Ancient Sheep Circle
I missed some beautiful dawn light first thing by sleeping in a bit, but I did sneak a cycle out to Burnsall this morning to enjoy a rare little window of stillness and dryness! Just after I got back the rain arrived and the strong winds are set to return tomorrow. Rather spoiled for choice today between three shots taken from exactly the same spot. I've been a bit boring in a way and chosen the one that continues the current mood. I'm seeing skeletal tress wherever I look at the moment and I find them mesmerisingly beautiful. I always have done. I'm really enjoying trying to capture that beauty with the camera. I'm finding it's not that easy!
It was interesting to have three very different pictures all taken while standing at the same spot. I've put the other two on my blipfolio as Branches and Floppy Ear. Did I make the right choice? And a second question for the naturalists out there: is it possible to determine the species of a tree merely from its shape? If you look at the link to 'Branches', does the pattern of the bark identify the tree in any way?
The response to yesterday's straw poll has been fantastic. Thank you all so much for engaging with this so enthusiastically. All the comments make great reading. As I think everyone would have expected, A was the very clear winner. As I go to press, so to speak (although the lines are still open), the results are as follows (slightly changing the categories in the light of the results):
1. A) 40 votes: directly by word of mouth from friend or family
2. B) 10 votes: by chance, mainly through stumbling across a link on another web page
3. D) 6 votes: by reading a newspaper article about blip
4. E) 4 votes: via a Twitter feed
5. F) 0 votes: through searching for a site such as blip
Drmackem made the suggestion that blip spreads a bit like infectious disease, and that analogy is a good one on a number of different levels. We get infected with the bug and inevitably pass it on to our friends and 'nearest and dearest'. It would make for a fascinating epidemiological study.
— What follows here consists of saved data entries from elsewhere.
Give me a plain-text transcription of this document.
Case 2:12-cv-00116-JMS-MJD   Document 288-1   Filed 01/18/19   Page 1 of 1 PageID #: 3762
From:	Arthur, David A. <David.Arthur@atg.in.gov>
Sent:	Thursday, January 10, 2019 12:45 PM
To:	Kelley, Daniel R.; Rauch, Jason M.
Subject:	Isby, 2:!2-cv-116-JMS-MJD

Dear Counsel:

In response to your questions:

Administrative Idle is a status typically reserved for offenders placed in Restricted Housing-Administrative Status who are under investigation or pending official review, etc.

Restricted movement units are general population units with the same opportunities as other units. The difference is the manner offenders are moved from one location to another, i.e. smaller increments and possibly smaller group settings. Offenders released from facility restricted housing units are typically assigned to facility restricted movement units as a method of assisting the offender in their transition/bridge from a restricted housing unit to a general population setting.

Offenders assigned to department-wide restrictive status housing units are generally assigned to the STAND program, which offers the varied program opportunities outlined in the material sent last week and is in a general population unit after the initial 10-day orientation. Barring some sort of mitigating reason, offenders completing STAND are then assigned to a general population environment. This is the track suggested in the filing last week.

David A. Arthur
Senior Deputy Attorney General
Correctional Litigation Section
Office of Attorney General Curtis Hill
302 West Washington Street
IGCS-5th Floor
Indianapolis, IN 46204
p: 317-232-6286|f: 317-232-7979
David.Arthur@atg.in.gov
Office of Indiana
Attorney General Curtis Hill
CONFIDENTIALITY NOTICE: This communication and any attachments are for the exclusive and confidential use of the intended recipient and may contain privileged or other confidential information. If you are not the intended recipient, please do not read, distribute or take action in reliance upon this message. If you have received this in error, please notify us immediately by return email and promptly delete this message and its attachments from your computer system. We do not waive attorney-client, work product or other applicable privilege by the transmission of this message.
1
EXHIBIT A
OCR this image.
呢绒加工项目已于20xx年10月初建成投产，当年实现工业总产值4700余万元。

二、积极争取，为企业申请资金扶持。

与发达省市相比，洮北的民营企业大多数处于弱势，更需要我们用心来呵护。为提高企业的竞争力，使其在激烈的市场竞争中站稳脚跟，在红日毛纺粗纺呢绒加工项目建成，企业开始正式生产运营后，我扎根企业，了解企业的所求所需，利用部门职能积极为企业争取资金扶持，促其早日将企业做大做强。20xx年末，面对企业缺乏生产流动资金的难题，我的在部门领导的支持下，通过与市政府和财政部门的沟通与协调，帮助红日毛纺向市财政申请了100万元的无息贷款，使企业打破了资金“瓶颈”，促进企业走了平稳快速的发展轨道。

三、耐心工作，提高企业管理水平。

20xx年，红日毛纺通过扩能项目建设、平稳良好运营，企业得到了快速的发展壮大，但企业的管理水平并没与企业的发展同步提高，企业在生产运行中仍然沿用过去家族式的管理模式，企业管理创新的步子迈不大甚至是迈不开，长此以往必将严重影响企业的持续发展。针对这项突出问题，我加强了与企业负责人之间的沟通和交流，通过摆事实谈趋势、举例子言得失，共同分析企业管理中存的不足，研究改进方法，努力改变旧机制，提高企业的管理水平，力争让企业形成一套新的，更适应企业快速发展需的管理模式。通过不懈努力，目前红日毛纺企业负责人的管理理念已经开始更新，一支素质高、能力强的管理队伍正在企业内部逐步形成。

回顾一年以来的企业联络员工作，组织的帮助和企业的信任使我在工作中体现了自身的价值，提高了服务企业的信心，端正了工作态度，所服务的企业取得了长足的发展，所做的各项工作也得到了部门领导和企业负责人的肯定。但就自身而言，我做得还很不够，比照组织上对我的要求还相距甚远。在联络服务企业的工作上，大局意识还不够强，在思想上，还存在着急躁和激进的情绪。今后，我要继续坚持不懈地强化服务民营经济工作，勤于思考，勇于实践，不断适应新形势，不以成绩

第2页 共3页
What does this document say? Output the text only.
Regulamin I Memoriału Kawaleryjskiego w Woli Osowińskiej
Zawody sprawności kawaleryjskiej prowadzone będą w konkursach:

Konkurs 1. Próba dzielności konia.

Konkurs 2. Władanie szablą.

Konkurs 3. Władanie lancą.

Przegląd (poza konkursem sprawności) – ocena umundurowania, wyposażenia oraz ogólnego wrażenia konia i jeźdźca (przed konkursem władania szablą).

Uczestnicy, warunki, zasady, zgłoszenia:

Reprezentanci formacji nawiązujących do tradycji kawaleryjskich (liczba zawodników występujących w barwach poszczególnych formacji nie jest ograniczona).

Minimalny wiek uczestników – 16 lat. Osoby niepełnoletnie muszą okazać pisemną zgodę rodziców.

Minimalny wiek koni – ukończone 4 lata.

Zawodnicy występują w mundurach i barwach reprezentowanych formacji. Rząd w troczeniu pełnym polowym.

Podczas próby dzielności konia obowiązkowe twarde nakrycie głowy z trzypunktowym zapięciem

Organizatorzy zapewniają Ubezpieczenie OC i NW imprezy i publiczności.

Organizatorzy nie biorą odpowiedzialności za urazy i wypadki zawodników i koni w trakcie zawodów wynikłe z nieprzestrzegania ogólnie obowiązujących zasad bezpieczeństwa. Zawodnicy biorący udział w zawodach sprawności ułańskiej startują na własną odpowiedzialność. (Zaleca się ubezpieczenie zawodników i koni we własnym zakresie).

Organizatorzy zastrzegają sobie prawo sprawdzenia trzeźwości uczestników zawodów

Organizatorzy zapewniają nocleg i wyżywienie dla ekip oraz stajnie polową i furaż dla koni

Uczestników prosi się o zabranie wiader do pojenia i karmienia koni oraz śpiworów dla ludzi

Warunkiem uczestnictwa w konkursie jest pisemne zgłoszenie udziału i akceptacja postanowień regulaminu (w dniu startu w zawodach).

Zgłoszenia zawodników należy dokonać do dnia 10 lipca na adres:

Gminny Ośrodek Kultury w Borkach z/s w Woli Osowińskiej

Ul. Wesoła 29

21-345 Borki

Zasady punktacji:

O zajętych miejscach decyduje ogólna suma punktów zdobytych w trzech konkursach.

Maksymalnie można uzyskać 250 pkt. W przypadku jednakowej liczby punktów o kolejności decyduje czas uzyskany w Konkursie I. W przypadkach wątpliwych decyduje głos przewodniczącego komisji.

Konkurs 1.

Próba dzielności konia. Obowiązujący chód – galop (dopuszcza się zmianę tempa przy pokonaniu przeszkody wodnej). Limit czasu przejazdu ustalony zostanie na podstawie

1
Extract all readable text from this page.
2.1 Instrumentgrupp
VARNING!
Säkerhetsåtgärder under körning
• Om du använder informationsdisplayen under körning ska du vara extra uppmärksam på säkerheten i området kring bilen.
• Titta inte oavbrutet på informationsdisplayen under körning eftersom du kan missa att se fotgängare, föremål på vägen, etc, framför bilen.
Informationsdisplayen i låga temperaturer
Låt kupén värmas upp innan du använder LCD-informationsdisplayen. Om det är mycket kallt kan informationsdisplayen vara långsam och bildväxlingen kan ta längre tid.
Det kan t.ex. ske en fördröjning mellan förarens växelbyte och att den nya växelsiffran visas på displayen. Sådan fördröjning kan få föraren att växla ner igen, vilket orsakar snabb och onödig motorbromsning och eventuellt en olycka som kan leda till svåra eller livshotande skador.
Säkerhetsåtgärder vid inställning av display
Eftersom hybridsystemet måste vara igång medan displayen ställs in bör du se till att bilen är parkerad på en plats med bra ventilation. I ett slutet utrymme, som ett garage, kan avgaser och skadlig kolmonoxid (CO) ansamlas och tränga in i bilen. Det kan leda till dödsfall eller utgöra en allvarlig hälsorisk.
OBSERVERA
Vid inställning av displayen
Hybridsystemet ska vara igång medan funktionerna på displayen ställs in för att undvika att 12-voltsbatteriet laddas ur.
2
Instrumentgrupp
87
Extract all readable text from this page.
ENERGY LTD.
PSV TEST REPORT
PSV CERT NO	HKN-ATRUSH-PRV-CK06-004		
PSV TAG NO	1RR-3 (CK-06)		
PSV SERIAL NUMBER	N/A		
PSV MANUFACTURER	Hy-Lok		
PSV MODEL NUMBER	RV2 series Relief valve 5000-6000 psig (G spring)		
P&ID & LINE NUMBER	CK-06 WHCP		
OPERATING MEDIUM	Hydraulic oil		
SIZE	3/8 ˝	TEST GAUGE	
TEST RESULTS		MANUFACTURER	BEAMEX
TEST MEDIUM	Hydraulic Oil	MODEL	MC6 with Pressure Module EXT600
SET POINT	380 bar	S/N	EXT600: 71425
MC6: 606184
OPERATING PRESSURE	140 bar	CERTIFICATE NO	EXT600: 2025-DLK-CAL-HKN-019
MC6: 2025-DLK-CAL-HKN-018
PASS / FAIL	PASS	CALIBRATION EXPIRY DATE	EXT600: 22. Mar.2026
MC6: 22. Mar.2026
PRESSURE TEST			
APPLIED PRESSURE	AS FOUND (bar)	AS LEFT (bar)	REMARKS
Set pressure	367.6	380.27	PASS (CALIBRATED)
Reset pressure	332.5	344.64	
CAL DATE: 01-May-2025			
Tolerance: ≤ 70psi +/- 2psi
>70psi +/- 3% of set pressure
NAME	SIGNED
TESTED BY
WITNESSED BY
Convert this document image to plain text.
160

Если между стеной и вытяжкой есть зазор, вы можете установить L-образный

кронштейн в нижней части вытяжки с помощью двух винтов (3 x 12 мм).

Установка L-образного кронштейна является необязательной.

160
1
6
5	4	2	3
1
Some wonderful blip relationships have emerged. In the blip family tree your mother can be your daughter and your grandson can be a cousin. The possibilities (and realities) are endless. Blip has spawned quite a lot of unique words like blipmeet, blipnic, blipmate etc., but I think a few new ones have now been coined. Most of us it seems have a blipmother or blipfather, and we subsequently breed our own blipsons and blipdaughters. Shotlandka has labelled herself a blipisland as she stumbled across blip by chance and has yet to pass the bug on - although I'm sure no one will ever be an island here for long. Perhaps we should coin those without a blipmother or blipfather a bliporphan! It's been a lot of fun to play with these ideas. Once again, thanks so much for contributing.